If there are any signs leading to a suspicion of a concussion for the athlete or child, they should be removed from play and not return to activity on the same day. Research has shown that by withdrawing a player from play immediately following a potential concussive impact, this reduced the players’ recovery time compared with those who remained in play. If you suspect a concussion or have been diagnosed, you should immediately stop playing, see your doctor for an assessment and rest for at least 24 – 48 hours after the injury (physical and cognitive rest).
Tips for dealing with the symptoms
- Rest or take beaks from activities that require concentration or effort.
- Manual Therapy helps in the treatment of headaches which are caused by tension in the neck.
- Sensitivity to light: avoid long periods in front of the TV, laptop or on your phone.

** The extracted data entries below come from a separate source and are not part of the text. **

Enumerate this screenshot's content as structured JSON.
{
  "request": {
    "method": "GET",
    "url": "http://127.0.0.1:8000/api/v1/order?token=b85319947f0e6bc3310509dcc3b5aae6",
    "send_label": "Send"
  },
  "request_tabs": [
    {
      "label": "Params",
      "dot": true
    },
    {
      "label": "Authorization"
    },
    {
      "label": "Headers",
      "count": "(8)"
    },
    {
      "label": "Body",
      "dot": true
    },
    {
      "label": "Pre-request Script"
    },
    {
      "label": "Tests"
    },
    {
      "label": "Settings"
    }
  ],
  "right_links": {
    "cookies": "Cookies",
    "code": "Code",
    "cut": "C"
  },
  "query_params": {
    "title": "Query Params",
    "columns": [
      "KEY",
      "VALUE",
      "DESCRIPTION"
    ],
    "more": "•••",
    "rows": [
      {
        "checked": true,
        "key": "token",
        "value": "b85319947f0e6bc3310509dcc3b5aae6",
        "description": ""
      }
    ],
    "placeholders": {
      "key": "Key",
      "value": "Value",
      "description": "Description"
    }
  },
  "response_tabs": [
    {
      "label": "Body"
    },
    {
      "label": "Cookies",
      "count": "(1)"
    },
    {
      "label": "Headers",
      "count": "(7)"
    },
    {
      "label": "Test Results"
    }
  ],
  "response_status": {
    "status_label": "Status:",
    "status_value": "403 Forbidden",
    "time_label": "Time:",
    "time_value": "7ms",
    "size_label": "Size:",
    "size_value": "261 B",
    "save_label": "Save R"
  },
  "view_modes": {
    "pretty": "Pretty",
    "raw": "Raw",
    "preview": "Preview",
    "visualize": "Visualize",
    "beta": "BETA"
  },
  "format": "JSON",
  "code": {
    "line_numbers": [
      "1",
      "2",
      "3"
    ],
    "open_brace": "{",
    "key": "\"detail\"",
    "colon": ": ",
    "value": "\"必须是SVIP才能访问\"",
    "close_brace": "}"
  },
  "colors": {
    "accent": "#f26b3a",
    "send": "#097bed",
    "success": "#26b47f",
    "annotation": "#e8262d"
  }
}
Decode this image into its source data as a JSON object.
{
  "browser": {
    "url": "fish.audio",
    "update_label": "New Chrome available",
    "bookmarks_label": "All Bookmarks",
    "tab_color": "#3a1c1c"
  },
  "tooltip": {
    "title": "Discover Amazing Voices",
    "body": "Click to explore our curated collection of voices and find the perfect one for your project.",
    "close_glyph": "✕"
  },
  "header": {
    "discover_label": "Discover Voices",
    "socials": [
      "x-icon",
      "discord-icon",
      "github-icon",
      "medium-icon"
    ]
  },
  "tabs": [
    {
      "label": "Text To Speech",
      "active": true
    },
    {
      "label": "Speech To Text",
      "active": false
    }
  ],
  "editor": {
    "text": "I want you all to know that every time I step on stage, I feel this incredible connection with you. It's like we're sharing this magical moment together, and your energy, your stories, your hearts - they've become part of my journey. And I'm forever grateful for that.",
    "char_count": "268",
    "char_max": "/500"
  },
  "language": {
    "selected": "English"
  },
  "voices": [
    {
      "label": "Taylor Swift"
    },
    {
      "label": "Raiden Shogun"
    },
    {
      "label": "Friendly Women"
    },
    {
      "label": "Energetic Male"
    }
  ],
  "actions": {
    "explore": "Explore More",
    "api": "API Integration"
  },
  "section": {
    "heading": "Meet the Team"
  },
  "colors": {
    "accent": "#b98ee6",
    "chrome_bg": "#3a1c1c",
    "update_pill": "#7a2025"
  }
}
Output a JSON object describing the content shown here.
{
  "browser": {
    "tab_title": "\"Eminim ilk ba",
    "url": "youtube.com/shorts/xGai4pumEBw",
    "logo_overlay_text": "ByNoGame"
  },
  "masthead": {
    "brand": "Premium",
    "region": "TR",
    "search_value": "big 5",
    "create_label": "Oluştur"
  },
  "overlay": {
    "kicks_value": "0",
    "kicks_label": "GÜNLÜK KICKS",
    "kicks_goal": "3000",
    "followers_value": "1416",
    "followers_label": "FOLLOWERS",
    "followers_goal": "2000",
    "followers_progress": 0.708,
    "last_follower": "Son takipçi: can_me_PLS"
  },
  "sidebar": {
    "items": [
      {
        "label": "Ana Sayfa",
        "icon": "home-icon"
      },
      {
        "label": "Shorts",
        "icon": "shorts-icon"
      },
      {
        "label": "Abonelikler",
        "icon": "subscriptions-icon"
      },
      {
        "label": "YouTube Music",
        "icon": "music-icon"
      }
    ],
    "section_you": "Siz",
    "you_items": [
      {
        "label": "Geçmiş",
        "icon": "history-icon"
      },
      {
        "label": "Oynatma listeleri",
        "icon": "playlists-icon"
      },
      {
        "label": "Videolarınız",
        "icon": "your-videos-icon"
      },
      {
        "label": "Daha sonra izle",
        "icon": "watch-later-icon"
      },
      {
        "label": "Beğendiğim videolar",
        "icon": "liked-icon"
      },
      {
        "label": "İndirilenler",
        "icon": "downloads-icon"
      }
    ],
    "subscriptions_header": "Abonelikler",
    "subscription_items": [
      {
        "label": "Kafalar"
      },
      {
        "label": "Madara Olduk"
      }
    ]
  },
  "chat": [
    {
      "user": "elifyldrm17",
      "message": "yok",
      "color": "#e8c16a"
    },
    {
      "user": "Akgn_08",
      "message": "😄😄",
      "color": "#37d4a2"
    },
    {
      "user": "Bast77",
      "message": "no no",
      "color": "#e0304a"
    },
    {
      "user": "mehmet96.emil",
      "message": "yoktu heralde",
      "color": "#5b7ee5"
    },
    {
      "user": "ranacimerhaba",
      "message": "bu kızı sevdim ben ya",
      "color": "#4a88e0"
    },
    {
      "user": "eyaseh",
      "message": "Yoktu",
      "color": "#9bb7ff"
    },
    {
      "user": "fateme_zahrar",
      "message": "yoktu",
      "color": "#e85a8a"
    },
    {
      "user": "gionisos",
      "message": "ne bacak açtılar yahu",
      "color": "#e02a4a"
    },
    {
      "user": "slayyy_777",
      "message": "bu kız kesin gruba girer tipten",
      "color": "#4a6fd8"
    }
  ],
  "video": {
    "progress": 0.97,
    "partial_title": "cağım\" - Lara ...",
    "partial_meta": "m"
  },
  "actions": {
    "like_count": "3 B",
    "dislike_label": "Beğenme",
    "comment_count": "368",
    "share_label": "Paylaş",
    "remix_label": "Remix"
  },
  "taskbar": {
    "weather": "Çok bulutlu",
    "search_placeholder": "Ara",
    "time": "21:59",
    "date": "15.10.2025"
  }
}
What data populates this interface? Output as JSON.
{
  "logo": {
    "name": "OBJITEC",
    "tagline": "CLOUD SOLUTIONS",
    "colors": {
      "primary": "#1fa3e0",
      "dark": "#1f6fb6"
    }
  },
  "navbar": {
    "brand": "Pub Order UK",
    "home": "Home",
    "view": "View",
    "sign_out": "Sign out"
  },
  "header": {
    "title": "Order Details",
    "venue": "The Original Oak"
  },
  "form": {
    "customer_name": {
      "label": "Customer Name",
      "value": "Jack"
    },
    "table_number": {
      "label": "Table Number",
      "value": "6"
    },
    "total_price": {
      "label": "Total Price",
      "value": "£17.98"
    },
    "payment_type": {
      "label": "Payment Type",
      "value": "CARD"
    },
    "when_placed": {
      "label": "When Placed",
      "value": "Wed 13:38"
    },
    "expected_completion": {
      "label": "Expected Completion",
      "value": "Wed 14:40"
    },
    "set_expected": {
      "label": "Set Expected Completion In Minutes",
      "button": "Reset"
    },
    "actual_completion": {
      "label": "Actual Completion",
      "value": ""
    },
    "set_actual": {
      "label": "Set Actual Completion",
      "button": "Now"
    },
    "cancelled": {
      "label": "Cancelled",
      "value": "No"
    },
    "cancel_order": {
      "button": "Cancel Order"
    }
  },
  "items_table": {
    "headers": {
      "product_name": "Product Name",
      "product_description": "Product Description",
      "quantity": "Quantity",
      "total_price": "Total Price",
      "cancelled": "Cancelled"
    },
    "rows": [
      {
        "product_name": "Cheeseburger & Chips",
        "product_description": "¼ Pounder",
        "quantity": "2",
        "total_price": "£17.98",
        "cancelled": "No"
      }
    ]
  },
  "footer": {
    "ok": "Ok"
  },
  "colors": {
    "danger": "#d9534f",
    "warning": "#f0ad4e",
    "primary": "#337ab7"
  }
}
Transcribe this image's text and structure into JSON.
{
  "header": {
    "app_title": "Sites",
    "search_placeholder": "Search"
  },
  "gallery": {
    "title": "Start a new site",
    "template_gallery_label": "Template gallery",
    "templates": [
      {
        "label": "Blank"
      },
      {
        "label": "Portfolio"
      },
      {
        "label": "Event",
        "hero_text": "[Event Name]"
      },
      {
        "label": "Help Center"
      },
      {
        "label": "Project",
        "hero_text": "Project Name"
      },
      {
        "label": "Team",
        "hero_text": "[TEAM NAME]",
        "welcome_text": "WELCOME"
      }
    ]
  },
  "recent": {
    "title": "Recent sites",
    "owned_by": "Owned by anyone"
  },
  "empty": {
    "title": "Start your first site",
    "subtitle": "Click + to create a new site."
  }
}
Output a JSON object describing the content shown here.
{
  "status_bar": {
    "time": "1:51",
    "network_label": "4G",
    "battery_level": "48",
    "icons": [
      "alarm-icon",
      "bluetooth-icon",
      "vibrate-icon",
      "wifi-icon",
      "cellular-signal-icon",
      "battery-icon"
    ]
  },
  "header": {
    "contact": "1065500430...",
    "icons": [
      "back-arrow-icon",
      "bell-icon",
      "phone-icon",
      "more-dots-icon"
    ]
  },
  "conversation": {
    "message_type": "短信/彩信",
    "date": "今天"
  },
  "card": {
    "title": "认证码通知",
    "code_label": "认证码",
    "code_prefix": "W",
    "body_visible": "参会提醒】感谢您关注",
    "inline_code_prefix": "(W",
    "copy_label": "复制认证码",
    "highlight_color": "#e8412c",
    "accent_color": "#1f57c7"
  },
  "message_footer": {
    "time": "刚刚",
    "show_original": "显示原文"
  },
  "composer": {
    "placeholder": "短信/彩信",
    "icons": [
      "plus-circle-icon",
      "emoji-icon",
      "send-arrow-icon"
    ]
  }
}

- Practice good sleep hygiene: go to bed early, avoid caffeine before bed and reduce screen time.
- Try some relaxation techniques or breathing exercises to reduce stress. Some light exercise may also help under the direction of your physiotherapist.
- If you need more sleep, that’s OK. If you’re feeling extra tired, let your brain tell you when it is time to sleep or nap.
- Avoid Pro-inflammatory foods (processed fast food and sugar) and replacing them with nutritious foods (whole foods, fruit and vegetables) may help reduce inflammation and reduce symptoms.
So why have I got symptoms for so long?
You may get symptoms during recovery, but this is normal. Most of the time people will feel back to normal within 10-14 days and make a full recovery in 3-4 weeks. Following a concussion, energy stores in the brain drop over the first few hours to days. However, these changes in energy levels are usually only temporary, as most research shows that with the correct management these energy levels can be restored to normal levels within 3-4 weeks after injury. The impact that caused your injury can also result in other conditions that can have similar symptoms as concussion. These subtle issues are often missed by health care providers. Whiplash and injury to the muscles and joints of the neck, blood flow abnormalities, balance and visual problems, mild anxiety and depression can feel exactly like the symptoms of a concussion. However, with the correct approach these are all treatable symptoms.
How can Physiotherapy help?
Concussion is a treatable injury. Complete rest is no longer considered the best approach for concussion recovery. With early intervention of therapy and a step-by-step approach, physiotherapy can help patient’s safely return to learn, work and play.
- Manual Therapy: Headaches, balance and visual issues are common with both concussion and neck injuries. Oftentimes, ongoing symptoms are coming from your neck, which can be treated with manual therapy.
- Exercise Therapy: Following a period of rest, guided exercise therapy has shown to speed recovery and improve blood flow.
- Visual & Vestibular Therapy: A balance and visual program may help reduce symptoms such as dizziness and visual abnormalities.
- Reassurance: Education is an important part of concussion care. Understanding exactly what is going on and why you feel a certain way can help improve recovery.
So, should you suffer or suspect a concussion, do not return to play on the same day of the concussion. You may only return to play after you have been assessed and cleared by your medical doctor. Take some time off school, work and sport after a concussion. Most recovery protocols include frequent breaks, fewer hours at work/school and other interventions with the help of your physiotherapist. With the right approach, most people with a concussion can make a full recovery. A step by step return to activity program can help you through the process.
Concussion is a brain injury that needs to be taken seriously to protect you short- and long-term health. Therefore, monitoring of the child/athlete in the hours and days after the injury is an important aspect of concussion management.